Los políticos y sus frases perfectas para cinco millones de desempleados
España se asoma sin vértigo a los cinco millones de parados mientras la rueda de la vida sigue derramando aceite y mentiras. El 22 de este mes se celebran elecciones municipales en España y me causa asombro la capacidad de los políticos para inventar frases perfectas.

Frases que prometen un mundo mejor, que hablan de soluciones, de iniciativas fantásticas, fórmulas para la felicidad del ciudadano. Los lenguaraces se dirigen a papá ciudadano y les prometen que sus ciudadanos hijos crecerán fuertes, inteligentes y sanos como las fresas de Lepe.
Mi vida por tu voto, querido ciudadano, o lo que seas, pero vótame, pedigüeñea el político. Porque la culpa de la crisis que nos está castigando hasta la asfixia la tienen los otros, malditos los otros. Aquellos que zamarrearon la tranquila sociedad planetaria a base de engaños y créditos hipotecarios, ahora lo tienen que pagar con latigazos de indiferencia y largas caminatas por el desierto de la vergüenza.
Porque los políticos que te piden el voto han dicho que ellos no han hecho nada, palabrita. No tienen la culpa. Zapatero dice que no se siente responsable de estos números escandalosos que cuentan por millones los desempleados. Tú, ZP de las narices, que aseguraste que la crisis pasaría de largo o que, todo lo más, se alejaría de los horizontes hispánicos a mitad del año pasado.
El llorado Ernesto Sábato decía: “El mal mayor de los últimos años es el hecho de que la Humanidad se consagró al más desenfrenado materialismo, a pesar de las advertencias que se levantaron en contra de esta carrera deshumanizadora”. Sin duda, nuestros políticos andarían peleándose con el caballo de la noria y no escucharon ni tomaron nota de las palabras del inolvidable creador de “Sobre héroes y tumbas”.

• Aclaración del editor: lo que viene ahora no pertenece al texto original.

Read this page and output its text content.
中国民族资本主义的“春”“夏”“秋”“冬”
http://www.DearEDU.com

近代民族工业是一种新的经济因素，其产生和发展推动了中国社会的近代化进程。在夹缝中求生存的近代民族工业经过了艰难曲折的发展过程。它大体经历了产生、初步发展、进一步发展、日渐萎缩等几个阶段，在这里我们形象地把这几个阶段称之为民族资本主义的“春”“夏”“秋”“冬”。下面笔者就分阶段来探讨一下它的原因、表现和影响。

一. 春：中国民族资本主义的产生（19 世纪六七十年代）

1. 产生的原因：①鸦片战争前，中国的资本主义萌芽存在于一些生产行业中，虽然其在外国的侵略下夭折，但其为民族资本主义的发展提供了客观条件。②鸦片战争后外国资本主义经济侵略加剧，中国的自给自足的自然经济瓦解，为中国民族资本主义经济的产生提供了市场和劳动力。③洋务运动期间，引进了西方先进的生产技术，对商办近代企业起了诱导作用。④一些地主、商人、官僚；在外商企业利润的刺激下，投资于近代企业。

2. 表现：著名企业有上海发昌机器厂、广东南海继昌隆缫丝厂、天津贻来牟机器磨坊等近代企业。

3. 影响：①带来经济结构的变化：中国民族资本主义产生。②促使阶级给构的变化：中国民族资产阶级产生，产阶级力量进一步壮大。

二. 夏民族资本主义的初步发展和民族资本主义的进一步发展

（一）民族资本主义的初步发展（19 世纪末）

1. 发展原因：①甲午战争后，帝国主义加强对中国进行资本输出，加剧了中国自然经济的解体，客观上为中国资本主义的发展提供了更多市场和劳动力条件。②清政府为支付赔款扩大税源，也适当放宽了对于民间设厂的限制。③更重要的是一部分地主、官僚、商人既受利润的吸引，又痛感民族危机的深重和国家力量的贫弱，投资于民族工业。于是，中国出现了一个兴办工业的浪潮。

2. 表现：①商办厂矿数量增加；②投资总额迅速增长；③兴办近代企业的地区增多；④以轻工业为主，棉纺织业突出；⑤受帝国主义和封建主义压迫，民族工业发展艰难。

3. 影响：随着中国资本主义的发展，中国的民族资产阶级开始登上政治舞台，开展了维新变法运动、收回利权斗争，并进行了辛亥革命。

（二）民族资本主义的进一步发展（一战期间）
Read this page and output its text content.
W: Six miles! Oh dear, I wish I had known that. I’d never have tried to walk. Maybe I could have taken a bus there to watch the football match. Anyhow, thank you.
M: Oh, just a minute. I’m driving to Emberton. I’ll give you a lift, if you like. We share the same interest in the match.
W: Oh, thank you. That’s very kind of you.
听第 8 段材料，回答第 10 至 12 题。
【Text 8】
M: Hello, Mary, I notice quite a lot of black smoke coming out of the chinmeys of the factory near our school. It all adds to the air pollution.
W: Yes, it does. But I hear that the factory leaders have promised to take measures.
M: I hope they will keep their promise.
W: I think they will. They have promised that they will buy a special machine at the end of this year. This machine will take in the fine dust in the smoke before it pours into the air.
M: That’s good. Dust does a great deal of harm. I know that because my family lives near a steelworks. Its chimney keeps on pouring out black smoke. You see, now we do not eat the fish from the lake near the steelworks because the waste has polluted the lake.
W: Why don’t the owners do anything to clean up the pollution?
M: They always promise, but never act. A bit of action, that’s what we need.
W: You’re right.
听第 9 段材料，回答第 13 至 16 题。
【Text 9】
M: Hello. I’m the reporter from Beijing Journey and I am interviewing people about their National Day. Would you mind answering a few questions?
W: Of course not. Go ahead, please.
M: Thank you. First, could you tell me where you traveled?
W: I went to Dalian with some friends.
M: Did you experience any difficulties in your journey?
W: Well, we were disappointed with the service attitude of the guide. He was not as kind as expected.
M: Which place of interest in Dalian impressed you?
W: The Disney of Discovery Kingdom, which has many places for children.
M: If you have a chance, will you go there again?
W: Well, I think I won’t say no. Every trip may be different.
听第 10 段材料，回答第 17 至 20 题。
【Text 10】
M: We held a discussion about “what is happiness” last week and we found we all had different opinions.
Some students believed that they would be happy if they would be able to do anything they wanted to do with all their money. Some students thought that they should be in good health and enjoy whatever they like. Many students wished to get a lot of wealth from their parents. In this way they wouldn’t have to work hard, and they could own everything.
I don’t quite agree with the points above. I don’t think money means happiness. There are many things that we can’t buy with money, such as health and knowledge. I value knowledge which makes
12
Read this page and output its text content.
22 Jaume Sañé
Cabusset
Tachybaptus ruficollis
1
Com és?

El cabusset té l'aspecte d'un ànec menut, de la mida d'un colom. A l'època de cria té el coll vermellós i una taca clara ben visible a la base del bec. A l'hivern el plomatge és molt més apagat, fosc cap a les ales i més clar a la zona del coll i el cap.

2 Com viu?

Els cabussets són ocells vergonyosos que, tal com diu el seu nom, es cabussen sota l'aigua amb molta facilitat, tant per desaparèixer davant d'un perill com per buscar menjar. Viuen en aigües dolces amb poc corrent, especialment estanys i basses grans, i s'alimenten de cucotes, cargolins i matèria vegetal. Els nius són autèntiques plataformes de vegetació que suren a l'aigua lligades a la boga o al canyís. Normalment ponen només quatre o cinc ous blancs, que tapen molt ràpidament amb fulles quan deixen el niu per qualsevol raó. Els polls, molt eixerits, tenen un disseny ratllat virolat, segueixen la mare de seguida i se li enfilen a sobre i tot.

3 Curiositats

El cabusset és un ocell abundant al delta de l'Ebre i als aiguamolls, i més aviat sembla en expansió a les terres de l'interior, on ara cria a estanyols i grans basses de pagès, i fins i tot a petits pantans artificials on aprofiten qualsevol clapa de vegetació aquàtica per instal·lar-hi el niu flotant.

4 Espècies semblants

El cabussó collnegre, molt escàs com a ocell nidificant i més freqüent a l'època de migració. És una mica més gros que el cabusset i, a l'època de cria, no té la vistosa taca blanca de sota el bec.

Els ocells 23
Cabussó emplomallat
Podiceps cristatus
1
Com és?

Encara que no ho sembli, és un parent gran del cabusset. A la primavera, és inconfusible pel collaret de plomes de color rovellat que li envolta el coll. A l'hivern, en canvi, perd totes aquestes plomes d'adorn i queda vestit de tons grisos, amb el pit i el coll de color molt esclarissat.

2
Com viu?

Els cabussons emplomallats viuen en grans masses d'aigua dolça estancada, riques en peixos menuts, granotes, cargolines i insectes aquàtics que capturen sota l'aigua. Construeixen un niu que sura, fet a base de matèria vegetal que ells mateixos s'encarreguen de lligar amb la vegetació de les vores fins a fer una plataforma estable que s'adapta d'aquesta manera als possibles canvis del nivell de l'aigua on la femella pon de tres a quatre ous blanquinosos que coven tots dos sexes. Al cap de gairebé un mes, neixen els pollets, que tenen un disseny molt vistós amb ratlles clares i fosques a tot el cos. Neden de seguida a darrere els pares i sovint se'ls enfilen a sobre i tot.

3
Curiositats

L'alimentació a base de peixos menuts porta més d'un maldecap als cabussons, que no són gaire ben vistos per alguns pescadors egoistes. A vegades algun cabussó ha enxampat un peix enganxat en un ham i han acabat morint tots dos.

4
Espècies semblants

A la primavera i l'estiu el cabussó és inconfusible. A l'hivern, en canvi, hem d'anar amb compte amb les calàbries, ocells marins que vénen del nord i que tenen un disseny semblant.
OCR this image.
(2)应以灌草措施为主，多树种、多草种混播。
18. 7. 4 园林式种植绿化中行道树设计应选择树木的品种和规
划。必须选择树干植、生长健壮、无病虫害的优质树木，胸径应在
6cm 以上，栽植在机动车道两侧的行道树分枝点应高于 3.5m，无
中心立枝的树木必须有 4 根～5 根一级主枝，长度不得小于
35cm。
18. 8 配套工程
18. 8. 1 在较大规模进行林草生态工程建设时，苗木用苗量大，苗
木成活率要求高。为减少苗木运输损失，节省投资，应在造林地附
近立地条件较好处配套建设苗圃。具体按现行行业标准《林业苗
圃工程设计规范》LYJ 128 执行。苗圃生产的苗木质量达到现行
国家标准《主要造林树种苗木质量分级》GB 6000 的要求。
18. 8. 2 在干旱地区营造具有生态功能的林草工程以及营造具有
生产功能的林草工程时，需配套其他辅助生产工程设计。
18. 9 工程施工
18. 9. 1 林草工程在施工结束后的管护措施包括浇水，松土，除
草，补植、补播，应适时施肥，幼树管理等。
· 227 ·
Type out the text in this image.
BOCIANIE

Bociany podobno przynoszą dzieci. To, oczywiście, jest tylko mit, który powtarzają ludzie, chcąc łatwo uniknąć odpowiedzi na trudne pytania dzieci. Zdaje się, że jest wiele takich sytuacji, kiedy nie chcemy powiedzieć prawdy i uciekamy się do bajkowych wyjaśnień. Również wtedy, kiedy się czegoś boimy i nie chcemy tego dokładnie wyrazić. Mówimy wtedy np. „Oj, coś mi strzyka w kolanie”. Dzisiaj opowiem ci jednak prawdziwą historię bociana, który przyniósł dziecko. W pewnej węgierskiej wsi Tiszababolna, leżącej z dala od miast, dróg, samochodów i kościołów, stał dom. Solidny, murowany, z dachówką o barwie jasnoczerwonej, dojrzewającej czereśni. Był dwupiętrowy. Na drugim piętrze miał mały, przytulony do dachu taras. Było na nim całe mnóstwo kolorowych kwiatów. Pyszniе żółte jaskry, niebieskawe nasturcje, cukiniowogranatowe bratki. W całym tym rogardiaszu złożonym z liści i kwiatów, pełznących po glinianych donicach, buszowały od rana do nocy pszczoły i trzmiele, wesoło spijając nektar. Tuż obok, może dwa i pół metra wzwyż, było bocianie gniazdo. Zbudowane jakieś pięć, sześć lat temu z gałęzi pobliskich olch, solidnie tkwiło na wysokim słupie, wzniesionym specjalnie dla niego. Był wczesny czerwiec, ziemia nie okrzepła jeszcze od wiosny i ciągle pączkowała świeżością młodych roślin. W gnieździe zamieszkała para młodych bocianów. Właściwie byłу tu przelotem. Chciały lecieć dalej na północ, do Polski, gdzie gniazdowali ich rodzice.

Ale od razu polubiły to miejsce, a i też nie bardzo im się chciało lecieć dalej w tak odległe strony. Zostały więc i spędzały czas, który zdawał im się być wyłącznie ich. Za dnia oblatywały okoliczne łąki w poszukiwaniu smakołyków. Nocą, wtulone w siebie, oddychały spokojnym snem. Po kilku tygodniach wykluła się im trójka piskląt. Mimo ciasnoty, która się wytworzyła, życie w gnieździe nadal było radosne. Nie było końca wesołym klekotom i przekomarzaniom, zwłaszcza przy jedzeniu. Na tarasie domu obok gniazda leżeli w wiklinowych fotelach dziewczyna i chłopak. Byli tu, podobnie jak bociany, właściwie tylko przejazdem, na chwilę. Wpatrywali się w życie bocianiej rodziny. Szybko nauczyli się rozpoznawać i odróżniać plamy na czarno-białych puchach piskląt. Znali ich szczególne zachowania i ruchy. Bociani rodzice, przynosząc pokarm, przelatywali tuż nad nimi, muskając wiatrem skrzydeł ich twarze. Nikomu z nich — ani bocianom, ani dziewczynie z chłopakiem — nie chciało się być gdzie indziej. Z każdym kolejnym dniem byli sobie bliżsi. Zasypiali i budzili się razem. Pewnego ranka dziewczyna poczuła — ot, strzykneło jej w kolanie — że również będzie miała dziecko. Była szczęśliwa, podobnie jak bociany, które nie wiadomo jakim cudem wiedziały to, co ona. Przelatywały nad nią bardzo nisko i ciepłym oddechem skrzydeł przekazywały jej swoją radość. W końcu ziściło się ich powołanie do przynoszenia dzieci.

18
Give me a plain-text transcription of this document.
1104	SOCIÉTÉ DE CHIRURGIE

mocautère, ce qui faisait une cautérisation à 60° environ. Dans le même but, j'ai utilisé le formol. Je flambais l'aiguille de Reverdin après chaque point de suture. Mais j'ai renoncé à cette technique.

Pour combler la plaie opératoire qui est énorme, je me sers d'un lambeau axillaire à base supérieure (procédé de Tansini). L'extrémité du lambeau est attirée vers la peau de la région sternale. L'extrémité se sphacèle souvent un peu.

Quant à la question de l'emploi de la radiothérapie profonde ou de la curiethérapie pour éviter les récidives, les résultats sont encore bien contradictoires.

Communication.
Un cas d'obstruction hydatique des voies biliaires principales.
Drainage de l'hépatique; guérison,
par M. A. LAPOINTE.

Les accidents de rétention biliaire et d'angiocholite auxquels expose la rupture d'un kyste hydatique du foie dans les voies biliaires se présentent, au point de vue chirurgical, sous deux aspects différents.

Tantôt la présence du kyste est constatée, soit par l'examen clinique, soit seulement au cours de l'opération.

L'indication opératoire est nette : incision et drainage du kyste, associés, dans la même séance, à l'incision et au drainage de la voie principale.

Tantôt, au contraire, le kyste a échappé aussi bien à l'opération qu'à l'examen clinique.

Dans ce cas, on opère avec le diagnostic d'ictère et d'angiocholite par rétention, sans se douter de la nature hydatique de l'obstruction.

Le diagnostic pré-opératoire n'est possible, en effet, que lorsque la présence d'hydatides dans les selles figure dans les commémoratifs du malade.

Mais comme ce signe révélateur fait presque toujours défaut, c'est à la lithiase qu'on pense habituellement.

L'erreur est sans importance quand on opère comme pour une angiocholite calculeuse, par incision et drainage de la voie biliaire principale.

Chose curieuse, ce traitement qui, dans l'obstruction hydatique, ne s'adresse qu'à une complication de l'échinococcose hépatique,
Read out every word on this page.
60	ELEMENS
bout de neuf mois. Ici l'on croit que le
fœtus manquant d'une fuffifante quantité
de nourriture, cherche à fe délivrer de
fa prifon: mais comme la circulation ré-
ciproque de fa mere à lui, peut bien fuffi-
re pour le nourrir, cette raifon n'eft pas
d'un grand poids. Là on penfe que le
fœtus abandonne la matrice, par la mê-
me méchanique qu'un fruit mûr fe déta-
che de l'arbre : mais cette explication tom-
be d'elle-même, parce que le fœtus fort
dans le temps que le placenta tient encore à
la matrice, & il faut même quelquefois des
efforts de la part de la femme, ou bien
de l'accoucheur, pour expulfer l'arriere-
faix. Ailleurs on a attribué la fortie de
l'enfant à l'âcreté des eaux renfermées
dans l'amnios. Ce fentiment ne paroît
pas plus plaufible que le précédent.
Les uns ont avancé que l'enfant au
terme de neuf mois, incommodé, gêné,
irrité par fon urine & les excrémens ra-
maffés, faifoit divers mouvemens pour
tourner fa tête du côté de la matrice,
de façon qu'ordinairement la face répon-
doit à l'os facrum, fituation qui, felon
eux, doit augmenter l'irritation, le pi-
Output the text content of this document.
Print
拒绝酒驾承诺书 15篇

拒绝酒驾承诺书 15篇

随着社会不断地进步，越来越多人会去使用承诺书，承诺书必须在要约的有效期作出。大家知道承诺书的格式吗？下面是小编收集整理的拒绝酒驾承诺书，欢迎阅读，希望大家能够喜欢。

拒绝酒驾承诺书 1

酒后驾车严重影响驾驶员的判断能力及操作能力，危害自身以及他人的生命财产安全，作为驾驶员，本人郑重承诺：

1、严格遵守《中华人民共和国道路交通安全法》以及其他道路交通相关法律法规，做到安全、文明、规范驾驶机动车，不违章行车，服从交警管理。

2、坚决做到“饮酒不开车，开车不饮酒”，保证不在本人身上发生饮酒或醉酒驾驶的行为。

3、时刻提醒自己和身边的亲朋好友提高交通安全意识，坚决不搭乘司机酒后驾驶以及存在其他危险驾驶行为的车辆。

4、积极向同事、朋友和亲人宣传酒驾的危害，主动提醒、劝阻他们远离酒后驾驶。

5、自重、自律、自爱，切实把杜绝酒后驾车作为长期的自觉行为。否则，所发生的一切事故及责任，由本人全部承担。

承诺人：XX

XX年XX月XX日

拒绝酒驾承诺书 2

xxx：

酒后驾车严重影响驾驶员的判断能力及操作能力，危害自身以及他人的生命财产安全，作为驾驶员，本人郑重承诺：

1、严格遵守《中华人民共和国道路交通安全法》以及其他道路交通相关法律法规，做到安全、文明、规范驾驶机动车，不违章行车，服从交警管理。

Yo no vi a ningún político en la manifestación del 1 de mayo y, sin embargo, me faltaron dedos para contar los que habitaban los palcos del Santiago Bernabéu la noche del Real Madrid-Barcelona. Son políticos aquellos que exigieron viajar en clase bussines a cualquier lugar de Europa o América y la suite con mejor vista en los hoteles de lujo. Los políticos no miran al pueblo, no lloran con el pueblo, no padecen con el pueblo. Confunden al pueblo en las estaciones de trenes y hacen de la vida una comedia triste de Roberto Benigni o un disparate de Berlanga.
Esos políticos te piden ahora el voto y lo hacen con su mejor sonrisa y los gestos de alguien que nunca rompe un plato. Esos políticos que miran a otra parte en medio de la tormenta, te convocan ahora a filas y te imploran. Te guardan una frase perfecta. La solución adecuada. Para ti y para al resto de los cinco millones en la cola del paro.